Fertility Business Hits Internet, Weaving Web of Controversy
PHILADELPHIA
When Sandi Turner saw a television program on challenges facing infertile couples, she decided to do her part to help resolve a growing nationwide problem: She became an egg donor.
Initially, Ms. Turner (not her real name) attempted to go through an infertility agency. But, she said, "I felt like that was a cattle call, and I was just another item in a catalog." So the single woman turned to the Internet to sell her eggs directly to an infertile couple.
Her move is part of a growing trend toward selling reproductive services in cyberspace that is raising sensitive ethical and legal questions about parenting and child-rearing.
To many, the services represent an invaluable resource for helping some of the millions of couples who, for one reason or another, are unable to have children. To others, the growing number of egg donors represents a dangerous journey into the commercialization of reproduction and poses profound questions about the creation of "designer" families.
The debate is no less vociferous because it involves the selling of eggs in cyberspace. While sperm donorship has been going on for years, the practice of women offering eggs for sale is a relatively new phenomenon - especially over the Internet, the ultimate unregulated frontier. "There's no screening or even checking of who's buying the eggs," says Arthur Caplan, director of the Center for Bioethics at the University of Pennsylvania in Philadelphia. "At least there are minimal checks with adoption."
How many women are actually acting as donors over the Internet remains uncertain. But the number of individuals and clinics providing the service is growing - as is the demand for eggs.
Indeed, one agency involved in the practice, the Center for Surrogate Parenting and Egg Donation Inc. in Beverly Hills, Calif., gets between 20 and 60 calls a day from couples interested in finding an egg donor. It gets another 100 a week from those wanting to give eggs in response to their Web site, according to Lyne Macklin-Fife, the company's egg-donor program administrator.
In most cases, a couple or individual that wants eggs contacts an agency and enters into a contract. Eggs are harvested from a donor, artificially inseminated, and then implanted in the buyer.
Often, the donors and recipients never meet. Some agencies such as the Center for Surrogate Parenting, though, specialize in what are called open donations. They encourage donors and recipients to get together prior to the egg harvesting. They believe it makes both parties feel more comfortable about the process, and can help avoid other problems that might arise later. "This has really put us out there for couples across the country and around the world whose doctors may not be in favor of the open-donation process," says Ms. Macklin-Fife.
Egg donors receive an average of $2,500 to $4,000 per harvest. The payments can go much higher, though. One middle-aged couple has advertised on the Internet, offering $10,000 - or about twice the highest agency fee offered - to a donor who is "healthy, highly intelligent, very attractive, and gifted in the arts."
It is requests like this that alarm some ethicists. For one thing, Caplan says eggs have now become a commodity. "Though there are friends and relatives who donate eggs, everybody else is a seller," he says.
Perhaps more troubling, he and others worry about the attempt by couples to create the "perfect" child. "What if you end up with something you don't want and didn't expect?" Caplan asks. "Will you somehow feel gypped if your child [isn't born healthy]?" He envisions lawsuits and attempts to return babies.
In the open forum of the Internet, ethicists worry that prospective donors won't be adequately informed of the risks they face, including side effects from fertility drugs and the consequences on donors' own ability to conceive. Nor are there any ways of enforcing contracts or screening egg recipients.
Thus some medical watchers are calling for new controls. One suggestion is to limit the age of donors and recipients. Caplan recommends, too, that there be standardized "informed consent for egg and sperm donors, so the risks are clear ... and everyone understands what their privacy and confidentiality rights are going to be."
Some agencies, like the surrogate center, carry out extensive screening of donors and recipients, but that is uncommon.

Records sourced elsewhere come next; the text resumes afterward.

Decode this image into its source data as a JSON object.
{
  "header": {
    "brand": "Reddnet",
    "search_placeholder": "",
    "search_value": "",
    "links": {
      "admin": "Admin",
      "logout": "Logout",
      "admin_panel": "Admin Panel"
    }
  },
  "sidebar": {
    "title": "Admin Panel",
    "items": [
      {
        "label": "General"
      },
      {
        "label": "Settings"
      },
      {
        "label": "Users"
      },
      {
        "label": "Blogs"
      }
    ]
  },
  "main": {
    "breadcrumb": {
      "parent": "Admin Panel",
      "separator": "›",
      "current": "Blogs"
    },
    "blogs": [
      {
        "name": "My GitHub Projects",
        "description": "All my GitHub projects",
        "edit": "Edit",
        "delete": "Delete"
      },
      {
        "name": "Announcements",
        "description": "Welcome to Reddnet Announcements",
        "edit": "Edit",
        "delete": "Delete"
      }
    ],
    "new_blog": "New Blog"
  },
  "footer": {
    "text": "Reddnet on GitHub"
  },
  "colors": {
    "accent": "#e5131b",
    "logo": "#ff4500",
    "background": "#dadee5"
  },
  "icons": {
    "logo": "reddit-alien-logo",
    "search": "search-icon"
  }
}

Tracie McCune advertises as a donor on the Internet but harbors concerns about medical and financial risks. Married and the mother of two, Ms. McCune has been a surrogate mother as well as an egg donor. "I tell people who answer my ad that I'm going through an agency," she says. "I will not do this independently. If you go through an agency, they have all the money up front in a trust account."
As for Turner, even though she found the donor experience more complicated than expected and had minor medical complications, she plans to leave her ad on the Internet. "You can see how much these couples want a child; that's gratifying," she says. "And this really helps me financially."